Pumpkins are also a great source of potassium, which supports muscle contraction, regulates body fluids, maintains normal blood pressure, and balances minerals within the body’s cells.

Even if you’re sticking with carving pumpkins this season, you can still reap health benefits from the seeds scraped from the inside. Roasted pumpkin seeds are an easy, nutritious snack packed with fiber, protein, and healthy fats, proof that every part of the pumpkin can be put to good use.

Seasonal pumpkin recipes

Pumpkin Seeds
By Mayo Clinic
Roast and eat them as you would other heart-healthy seeds. Here’s how:

  • After scooping the pulp and seeds from a pumpkin, separate the seeds from the pulp.
  • Place the seeds in a colander and rinse well to remove any pumpkin flesh.
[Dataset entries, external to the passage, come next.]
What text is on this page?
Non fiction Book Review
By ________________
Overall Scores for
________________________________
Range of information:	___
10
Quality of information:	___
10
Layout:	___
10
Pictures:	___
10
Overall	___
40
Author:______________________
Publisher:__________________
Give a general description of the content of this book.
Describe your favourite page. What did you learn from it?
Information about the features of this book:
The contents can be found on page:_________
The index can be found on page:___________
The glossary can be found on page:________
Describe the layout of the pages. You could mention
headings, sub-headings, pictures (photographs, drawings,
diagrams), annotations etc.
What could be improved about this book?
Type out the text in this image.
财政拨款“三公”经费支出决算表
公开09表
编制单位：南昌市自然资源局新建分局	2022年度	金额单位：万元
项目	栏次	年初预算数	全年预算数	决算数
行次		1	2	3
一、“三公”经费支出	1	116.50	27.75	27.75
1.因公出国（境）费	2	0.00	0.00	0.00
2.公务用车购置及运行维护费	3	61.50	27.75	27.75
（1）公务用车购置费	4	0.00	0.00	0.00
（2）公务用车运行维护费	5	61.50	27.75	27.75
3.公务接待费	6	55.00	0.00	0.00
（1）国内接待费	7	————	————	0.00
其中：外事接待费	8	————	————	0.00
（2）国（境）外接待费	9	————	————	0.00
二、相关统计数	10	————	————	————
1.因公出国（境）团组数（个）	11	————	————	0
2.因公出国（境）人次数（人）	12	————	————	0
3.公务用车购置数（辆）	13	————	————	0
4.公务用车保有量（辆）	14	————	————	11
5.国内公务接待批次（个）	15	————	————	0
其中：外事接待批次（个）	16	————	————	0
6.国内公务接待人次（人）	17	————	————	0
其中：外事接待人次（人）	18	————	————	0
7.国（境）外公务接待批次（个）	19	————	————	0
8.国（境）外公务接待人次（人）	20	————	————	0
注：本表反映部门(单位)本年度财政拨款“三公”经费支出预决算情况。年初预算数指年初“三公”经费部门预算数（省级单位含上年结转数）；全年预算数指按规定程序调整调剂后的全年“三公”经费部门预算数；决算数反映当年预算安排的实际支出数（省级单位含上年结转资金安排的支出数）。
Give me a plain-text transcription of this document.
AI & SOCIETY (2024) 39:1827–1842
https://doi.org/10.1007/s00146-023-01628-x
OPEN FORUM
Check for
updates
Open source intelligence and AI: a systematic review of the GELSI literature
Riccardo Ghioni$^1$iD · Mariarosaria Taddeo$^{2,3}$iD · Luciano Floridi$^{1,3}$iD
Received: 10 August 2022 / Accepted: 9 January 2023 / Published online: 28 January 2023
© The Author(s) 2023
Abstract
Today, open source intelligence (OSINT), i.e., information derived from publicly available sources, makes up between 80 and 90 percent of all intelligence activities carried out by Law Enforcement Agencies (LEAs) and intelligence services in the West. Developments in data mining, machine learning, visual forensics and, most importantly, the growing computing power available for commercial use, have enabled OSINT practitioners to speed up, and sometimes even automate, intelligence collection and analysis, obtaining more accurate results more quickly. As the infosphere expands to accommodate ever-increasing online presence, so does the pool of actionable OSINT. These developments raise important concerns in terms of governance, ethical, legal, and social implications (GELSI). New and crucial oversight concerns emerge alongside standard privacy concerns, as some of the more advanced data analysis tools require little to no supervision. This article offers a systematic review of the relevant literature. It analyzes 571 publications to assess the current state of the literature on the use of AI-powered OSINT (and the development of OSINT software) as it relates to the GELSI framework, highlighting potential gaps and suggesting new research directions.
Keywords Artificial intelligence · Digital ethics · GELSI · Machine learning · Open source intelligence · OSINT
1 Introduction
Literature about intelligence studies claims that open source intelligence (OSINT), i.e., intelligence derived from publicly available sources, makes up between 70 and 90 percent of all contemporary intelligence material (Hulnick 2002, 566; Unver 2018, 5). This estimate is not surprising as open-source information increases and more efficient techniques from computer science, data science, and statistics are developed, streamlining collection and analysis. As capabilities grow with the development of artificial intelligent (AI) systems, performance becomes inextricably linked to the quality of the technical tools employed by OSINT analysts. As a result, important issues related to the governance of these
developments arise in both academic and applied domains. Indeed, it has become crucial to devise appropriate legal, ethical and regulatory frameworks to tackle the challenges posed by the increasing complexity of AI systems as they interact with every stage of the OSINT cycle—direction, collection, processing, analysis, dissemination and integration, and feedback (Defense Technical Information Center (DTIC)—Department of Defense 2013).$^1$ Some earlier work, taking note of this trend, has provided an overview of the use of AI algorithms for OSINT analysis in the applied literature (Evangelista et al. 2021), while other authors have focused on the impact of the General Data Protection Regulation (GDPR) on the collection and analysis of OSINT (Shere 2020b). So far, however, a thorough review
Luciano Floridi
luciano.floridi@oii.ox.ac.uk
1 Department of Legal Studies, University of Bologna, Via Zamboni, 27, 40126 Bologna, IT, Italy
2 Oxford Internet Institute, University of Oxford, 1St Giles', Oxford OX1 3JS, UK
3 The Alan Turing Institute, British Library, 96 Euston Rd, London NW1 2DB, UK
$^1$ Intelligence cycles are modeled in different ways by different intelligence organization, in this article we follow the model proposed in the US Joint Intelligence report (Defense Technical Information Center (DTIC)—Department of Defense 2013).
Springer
Drain and pat dry with a cloth dish towel (they’ll stick to paper towels).
  • Spread the clean, dry seeds on a baking sheet and bake at 250 F until dry, about 1 hour.
  • Toss with olive oil, season with salt, pepper or other flavors and roast at 350 F, tossing occasionally, until golden brown and crisp, about 20 minutes.

Pumpkin soup
By Mayo Clinic
Warm up a chilly day with this hearty, flavorful pumpkin soup. Serve it with whole-grain bread, a green salad and sliced, fresh pears for an easy dinner.

Serves 4

3/4 cup water, divided
1 small onion, chopped
1 can (15 ounces) pumpkin puree
2 cups unsalted vegetable broth
1/2 teaspoon ground cinnamon
1/4 teaspoon ground nutmeg
1 cup fat-free milk
1/8 teaspoon black pepper
1 green onion top, chopped

In a large saucepan, heat 1/4 cup water over medium heat. Add the onion and cook until tender, about 3 minutes. Don’t let all the liquid cook off. Add the remaining water, pumpkin, broth, cinnamon and nutmeg. Bring to a boil, reduce heat and simmer for 5 minutes. Stir in the milk and cook until hot. Don’t boil. Ladle soup into warmed bowls and garnish with black pepper and green onion tops. Serve immediately.

Nutritional per 1-cup serving: 77 calories, 1 gram total fat, 57 milligrams sodium, 14 grams carbohydrates, 4 grams fiber, 3 grams protein, 0 grams added sugar.